Islam sebagai ‘pengetahuan’ yang kompleks itu dengan demikian perlu menjadi usaha (Jihad) yang intens dan terus-menerus untuk kita pelajari. Proses belajar (membaca) tentang semua aspek itu penting untuk menghindari kesalapahaman atau pengetahuan yang tidak lengkap (salah) tentang Islam.
Tapi tentu saja, kita tidak mungkin bertemu dan belajar bersama, dalam ruang romantisme yang teduh. Berdiskusi dan bercerita tentang Islam pada sebuah sore di beranda rumah dengan segelas kopi dan bunga-bunga. Engkau sudah demikian tegas dan yakin menolak untuk mimpi-mimpi sederhana itu. Sehingga saya hanya bisa menuturkan sedikit saja perihal Islam, sejauh yang saya baca.
***
Ada dua hal yang bisa kita jadikan sandaran teoritik (saya sebenarnya agak malas bicara teoritis sih, takut dianggap sok tahu, tapi tak apalah, kita kesampingkan dulu persepsi itu). Yang pertama adalah rukun Islam dan yang kedua adalah hadis Nabi.

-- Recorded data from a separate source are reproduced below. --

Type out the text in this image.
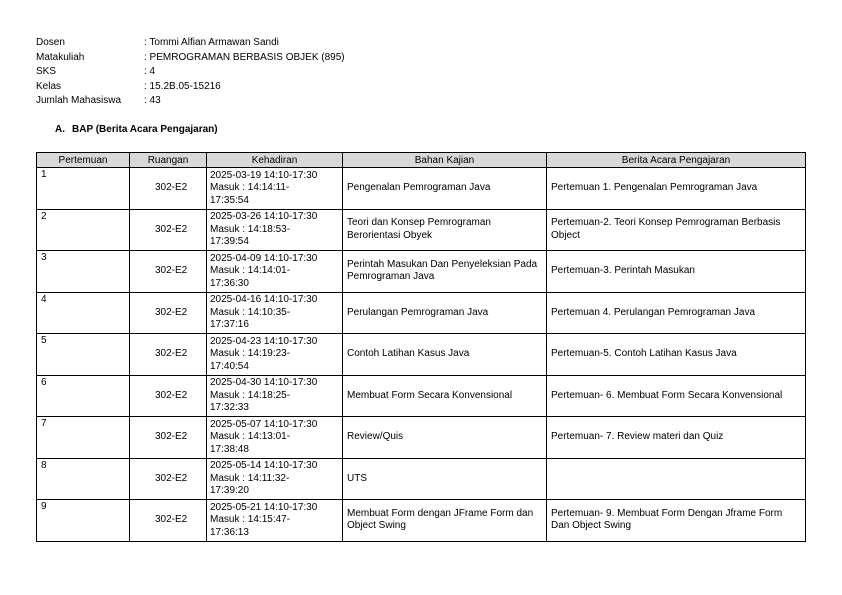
Dosen	: Tommi Alfian Armawan Sandi
Matakuliah	: PEMROGRAMAN BERBASIS OBJEK (895)
SKS	: 4
Kelas	: 15.2B.05-15216
Jumlah Mahasiswa	: 43
A. BAP (Berita Acara Pengajaran)
Pertemuan	Ruangan	Kehadiran	Bahan Kajian	Berita Acara Pengajaran
1	302-E2	2025-03-19 14:10-17:30
Masuk : 14:14:11-
17:35:54	Pengenalan Pemrograman Java	Pertemuan 1. Pengenalan Pemrograman Java
2	302-E2	2025-03-26 14:10-17:30
Masuk : 14:18:53-
17:39:54	Teori dan Konsep Pemrograman Berorientasi Obyek	Pertemuan-2. Teori Konsep Pemrograman Berbasis Object
3	302-E2	2025-04-09 14:10-17:30
Masuk : 14:14:01-
17:36:30	Perintah Masukan Dan Penyeleksian Pada Pemrograman Java	Pertemuan-3. Perintah Masukan
4	302-E2	2025-04-16 14:10-17:30
Masuk : 14:10:35-
17:37:16	Perulangan Pemrograman Java	Pertemuan 4. Perulangan Pemrograman Java
5	302-E2	2025-04-23 14:10-17:30
Masuk : 14:19:23-
17:40:54	Contoh Latihan Kasus Java	Pertemuan-5. Contoh Latihan Kasus Java
6	302-E2	2025-04-30 14:10-17:30
Masuk : 14:18:25-
17:32:33	Membuat Form Secara Konvensional	Pertemuan- 6. Membuat Form Secara Konvensional
7	302-E2	2025-05-07 14:10-17:30
Masuk : 14:13:01-
17:38:48	Review/Quis	Pertemuan- 7. Review materi dan Quiz
8	302-E2	2025-05-14 14:10-17:30
Masuk : 14:11:32-
17:39:20	UTS	
9	302-E2	2025-05-21 14:10-17:30
Masuk : 14:15:47-
17:36:13	Membuat Form dengan JFrame Form dan Object Swing	Pertemuan- 9. Membuat Form Dengan Jframe Form Dan Object Swing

Islam tentu saja bermula dari lima rukun Islam. Seseorang dikatakan ‘Islam’ ketika seseorang itu mengikrarkan kalimat syahadat (percaya pada satu Tuhan dan Muhammad adalah utusannya), melaksanakan sholat, mengeluarkan zakat, berpuasa pada bulan Ramadan, dan menunaikan ibadah haji di Mekkah. Itulah hakikat formal jika hendak dikatakan islam. So, selama seseorang menjalankan lima perintah di atas dengan baik, maka dia sudah termasuk Islam yang baik (taat).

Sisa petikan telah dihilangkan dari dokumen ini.